While many species are spread across the land (or the ocean), some national parks and other places stand out for their beauty and diversity of species.
- 1 Great Barrier Reef (Off the Queensland coast). The largest biological formation in the world
- 2 Kakadu National Park.
- 3 Watarrka National Park.
- 4 Kangaroo Island.
- 5 Lake Eyre National Park (South Australia).
- 6 Broome Bird Observatory (Broome, Western Australia). The Broome area boasts a list of around 300 bird species, the most famous being the migratory waders that visit Roebuck Bay over the summer and then depart for Siberia to breed during the southern hemisphere winter.

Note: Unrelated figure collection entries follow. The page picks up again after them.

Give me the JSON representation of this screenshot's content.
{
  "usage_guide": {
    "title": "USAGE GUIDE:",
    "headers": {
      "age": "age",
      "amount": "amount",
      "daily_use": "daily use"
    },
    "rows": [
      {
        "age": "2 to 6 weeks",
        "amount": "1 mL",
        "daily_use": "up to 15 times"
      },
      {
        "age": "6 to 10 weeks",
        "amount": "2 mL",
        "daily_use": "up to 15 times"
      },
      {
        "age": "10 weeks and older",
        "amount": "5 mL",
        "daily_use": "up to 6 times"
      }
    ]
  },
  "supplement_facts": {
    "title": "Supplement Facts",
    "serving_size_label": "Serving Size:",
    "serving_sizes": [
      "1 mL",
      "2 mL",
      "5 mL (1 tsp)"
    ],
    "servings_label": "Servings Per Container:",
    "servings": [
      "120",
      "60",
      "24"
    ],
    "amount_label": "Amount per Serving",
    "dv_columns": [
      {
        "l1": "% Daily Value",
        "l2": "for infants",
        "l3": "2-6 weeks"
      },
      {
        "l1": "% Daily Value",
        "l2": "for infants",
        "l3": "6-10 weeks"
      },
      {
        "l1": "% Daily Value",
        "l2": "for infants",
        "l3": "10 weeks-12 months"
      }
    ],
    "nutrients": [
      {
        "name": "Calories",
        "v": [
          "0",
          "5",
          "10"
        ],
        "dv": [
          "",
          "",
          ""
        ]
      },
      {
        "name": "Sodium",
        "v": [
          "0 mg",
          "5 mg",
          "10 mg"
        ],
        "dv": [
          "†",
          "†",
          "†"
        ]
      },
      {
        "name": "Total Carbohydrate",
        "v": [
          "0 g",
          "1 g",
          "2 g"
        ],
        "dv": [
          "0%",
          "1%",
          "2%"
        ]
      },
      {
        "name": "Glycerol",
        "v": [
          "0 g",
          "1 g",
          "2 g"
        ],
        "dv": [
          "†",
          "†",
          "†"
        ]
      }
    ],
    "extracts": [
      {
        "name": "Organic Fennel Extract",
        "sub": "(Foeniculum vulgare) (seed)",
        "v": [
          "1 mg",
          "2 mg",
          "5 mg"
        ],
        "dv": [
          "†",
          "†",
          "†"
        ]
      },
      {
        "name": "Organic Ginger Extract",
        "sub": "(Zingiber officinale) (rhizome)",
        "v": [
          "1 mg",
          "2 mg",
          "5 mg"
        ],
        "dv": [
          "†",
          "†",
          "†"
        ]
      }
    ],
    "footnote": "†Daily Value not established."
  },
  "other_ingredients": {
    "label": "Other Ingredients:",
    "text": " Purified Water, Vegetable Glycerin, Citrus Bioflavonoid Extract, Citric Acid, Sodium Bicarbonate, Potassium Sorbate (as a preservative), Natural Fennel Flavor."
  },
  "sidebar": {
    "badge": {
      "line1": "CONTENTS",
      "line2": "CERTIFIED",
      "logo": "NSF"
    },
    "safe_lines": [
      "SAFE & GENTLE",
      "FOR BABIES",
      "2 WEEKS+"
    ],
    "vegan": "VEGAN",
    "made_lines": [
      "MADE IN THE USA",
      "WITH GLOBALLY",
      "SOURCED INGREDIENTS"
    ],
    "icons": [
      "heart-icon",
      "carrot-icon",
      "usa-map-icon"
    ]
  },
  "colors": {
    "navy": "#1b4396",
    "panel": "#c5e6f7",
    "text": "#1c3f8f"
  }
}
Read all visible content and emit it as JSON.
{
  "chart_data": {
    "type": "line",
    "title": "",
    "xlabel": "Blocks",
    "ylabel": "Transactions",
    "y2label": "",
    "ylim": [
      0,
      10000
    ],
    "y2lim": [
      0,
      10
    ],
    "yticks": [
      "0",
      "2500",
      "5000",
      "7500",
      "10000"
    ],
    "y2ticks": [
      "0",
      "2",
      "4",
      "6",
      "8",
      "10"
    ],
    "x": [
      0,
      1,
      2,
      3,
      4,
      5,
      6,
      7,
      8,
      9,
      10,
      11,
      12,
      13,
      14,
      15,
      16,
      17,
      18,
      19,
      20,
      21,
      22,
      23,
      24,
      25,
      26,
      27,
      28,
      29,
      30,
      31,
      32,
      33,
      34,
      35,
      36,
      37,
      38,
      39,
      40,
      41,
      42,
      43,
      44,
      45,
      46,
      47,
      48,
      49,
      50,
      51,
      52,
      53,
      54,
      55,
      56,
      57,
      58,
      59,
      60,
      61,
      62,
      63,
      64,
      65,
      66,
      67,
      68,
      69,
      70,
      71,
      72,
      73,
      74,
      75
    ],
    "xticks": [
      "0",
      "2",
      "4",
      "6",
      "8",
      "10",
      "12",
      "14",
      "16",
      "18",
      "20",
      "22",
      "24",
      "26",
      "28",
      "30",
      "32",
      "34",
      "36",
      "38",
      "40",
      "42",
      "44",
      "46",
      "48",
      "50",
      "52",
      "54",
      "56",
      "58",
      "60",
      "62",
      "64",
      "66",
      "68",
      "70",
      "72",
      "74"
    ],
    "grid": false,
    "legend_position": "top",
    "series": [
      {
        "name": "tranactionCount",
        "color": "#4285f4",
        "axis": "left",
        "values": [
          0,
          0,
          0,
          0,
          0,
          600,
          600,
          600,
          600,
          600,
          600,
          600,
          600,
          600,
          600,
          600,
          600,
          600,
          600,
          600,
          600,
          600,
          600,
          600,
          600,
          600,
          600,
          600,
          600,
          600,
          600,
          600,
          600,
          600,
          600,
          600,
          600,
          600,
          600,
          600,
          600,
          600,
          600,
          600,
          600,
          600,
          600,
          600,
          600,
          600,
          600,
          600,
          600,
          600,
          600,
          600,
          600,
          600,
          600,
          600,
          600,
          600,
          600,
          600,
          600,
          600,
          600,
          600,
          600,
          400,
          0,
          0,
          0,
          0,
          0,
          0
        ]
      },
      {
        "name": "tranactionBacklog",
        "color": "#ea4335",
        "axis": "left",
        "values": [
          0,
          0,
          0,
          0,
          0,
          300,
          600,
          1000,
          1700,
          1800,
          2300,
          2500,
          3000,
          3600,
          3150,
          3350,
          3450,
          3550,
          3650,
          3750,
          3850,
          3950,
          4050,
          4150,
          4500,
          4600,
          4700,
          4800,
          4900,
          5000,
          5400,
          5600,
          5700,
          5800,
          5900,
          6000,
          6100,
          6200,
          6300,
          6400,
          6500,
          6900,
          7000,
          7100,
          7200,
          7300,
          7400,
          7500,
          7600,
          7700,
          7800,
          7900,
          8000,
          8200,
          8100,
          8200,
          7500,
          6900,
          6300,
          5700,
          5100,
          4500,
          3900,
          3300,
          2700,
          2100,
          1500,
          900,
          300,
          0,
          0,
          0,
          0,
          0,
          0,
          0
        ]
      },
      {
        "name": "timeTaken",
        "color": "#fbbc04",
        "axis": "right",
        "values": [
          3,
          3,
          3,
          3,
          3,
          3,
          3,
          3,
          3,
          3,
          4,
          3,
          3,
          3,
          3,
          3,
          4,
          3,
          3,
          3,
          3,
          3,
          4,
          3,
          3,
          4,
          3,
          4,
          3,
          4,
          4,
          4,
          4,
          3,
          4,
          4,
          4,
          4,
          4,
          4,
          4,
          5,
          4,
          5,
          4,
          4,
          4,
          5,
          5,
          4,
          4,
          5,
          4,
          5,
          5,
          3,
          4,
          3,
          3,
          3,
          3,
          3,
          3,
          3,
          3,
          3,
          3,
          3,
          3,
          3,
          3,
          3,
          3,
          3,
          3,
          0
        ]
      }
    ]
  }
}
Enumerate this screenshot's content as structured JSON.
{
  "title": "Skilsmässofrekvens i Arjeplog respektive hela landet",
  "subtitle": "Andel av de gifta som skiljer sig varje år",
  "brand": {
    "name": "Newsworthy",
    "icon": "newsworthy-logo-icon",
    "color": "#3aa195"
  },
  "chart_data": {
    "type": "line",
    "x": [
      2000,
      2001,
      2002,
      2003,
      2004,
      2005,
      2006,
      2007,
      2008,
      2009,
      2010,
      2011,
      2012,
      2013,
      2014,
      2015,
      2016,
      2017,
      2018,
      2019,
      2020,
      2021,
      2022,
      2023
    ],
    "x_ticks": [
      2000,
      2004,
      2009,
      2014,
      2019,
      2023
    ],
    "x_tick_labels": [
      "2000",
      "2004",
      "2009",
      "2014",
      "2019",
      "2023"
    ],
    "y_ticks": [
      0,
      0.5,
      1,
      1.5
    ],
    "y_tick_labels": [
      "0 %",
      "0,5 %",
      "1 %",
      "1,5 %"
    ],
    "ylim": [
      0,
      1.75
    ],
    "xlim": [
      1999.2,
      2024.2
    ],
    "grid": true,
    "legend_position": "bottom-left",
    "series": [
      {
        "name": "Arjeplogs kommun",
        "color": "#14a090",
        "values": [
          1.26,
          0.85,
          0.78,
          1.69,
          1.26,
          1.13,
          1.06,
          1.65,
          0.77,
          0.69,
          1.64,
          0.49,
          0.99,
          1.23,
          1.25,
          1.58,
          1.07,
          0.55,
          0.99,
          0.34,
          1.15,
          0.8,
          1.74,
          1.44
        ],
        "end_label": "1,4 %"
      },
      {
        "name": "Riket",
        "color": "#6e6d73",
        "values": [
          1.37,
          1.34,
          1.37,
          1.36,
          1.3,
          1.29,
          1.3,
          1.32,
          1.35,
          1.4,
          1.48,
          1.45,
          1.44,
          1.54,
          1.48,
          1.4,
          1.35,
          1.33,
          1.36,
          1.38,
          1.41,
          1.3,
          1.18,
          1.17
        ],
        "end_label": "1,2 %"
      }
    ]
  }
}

Australia is infamous for its venomous and man-eating animals, and is home to more poisonous species than any other continent. Visitors to cities are unlikely to encounter these, and most animal-inflicted injuries come from mundane pests, such as bees and wasps, as well as horse riding. In the sea, jellyfish are the most prevalent danger; while sharks and crocodiles prey on people, they are only active in a few geographic areas.
Animal collisions with kangaroos and other animals are a danger in the outback.